L’AT no 1 et l’AT no 2 nient que l’un ou l’autre d’entre eux a frappé le plaignant à quelque moment que ce soit.

Dispositions législatives pertinentes

Paragraphe 25(1) du Code criminel -- Protection des personnes autorisées

25 (1) Quiconque est, par la loi, obligé ou autorisé à faire quoi que ce soit dans l’application ou l’exécution de la loi :
a) soit à titre de particulier
b) soit à titre d’agent de la paix ou de fonctionnaire public
c) soit pour venir en aide à un agent de la paix ou à un fonctionnaire public
d) soit en raison de ses fonctions
est, s’il agit en s’appuyant sur des motifs raisonnables, fondé à accomplir ce qu’il lui est enjoint ou permis de faire et fondé à employer la force nécessaire pour cette fin.

Analyse et décision du directeur

Le plaignant a communiqué avec l’UES en décembre 2021 pour signaler qu’il a été agressé par deux agents du SPRN le 17 avril 2020 et qu’il a subi une commotion cérébrale. L’enquête est maintenant terminée. D’après mon évaluation de la preuve, il n’y a aucun motif raisonnable de croire que l’un ou l’autre des agents ont commis une infraction criminelle en lien avec les allégations du plaignant.

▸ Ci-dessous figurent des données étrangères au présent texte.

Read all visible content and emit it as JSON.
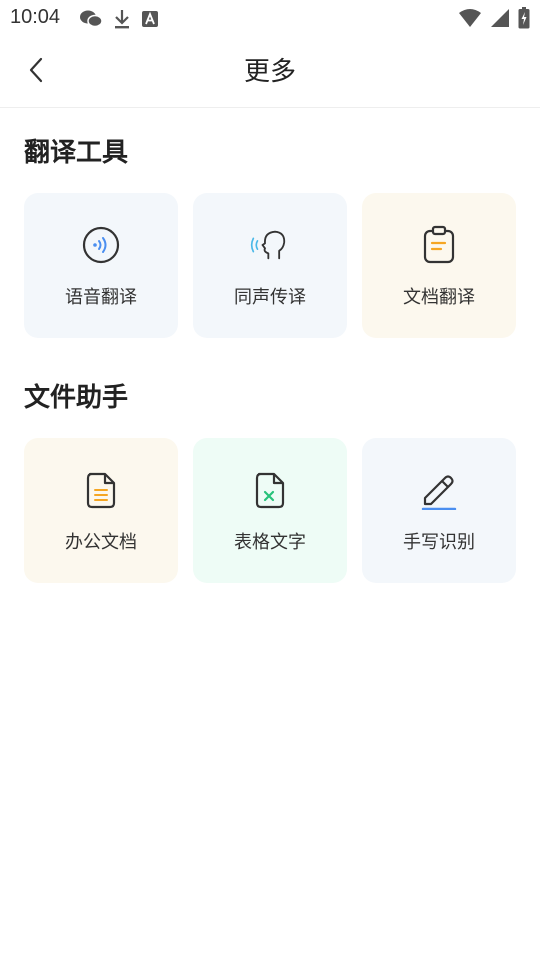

En vertu du paragraphe 25 (1) du Code criminel, les agents de police sont à l’abri de toute responsabilité criminelle s’ils doivent recourir à la force dans l’exercice de leurs fonctions, pourvu que cette force soit raisonnablement nécessaire à l’exécution d’un acte qu’ils étaient tenus ou autorisés à accomplir en vertu de la loi.

Les faits allégués, s’ils étaient avérés, constitueraient effectivement des voies de fait criminelles. Il est allégué que le plaignant qui était seul dans son lit, qui n’était pas en état d’arrestation et qui ne menaçait personne à ce moment-là, a reçu plusieurs coups de poing à la tête de l’un ou des deux agents.

Cependant, cette preuve n’est pas suffisamment convaincante pour donner lieu à des accusations. Cette version des faits comporte de véritables problèmes de crédibilité. Par exemple, le plaignant nie qu’il a frappé à la porte de la chambre d’un autre locataire avant l’arrivée des agents. Or, les enregistrements des appels au 9-1-1 racontent une autre histoire. Dans les enregistrements, on entend clairement, en arrière-plan, une personne frapper à la porte de la locataire. Il est également manifeste que la personne à l’origine de cet élément de preuve était en état d’ébriété à ce moment-là, ce qui aurait nui à sa perception des événements et à sa capacité de se rappeler avec précision les événements en question. Enfin, la source n’a pas été en mesure d’identifier avec certitude lequel des agents avait frappé le plaignant ou si les deux l’avaient fait. Au vu de ce qui précède, je ne peux raisonnablement conclure que cette preuve est suffisamment fiable pour la soumettre à un juge des faits.

Je n’ai donc aucun motif raisonnable de croire que tout agent pouvant être identifié dans cette affaire s’est comporté autrement qu’en toute légalité durant son interaction avec le plaignant et il n’y a donc pas lieu de porter des accusations criminelles dans cette affaire.


Date : 19 avril 2022



Approuvé électroniquement par


Joseph Martino
Directeur
Unité des enquêtes spéciales

Notes

  • 1) Les documents suivants contiennent des renseignements personnels délicats qui ne sont pas divulgués, comme le prévoit le paragraphe 34 (2) de la Loi de 2019 sur l’Unité des enquêtes spéciales. Les principaux éléments des documents sont résumés ci-dessous. [Retour au texte]

Note:

La version originale anglaise signée du rapport fait autorité. En cas de divergence entre cette version et les versions anglaise ou française en ligne, la version originale anglaise signée du rapport l’emporte.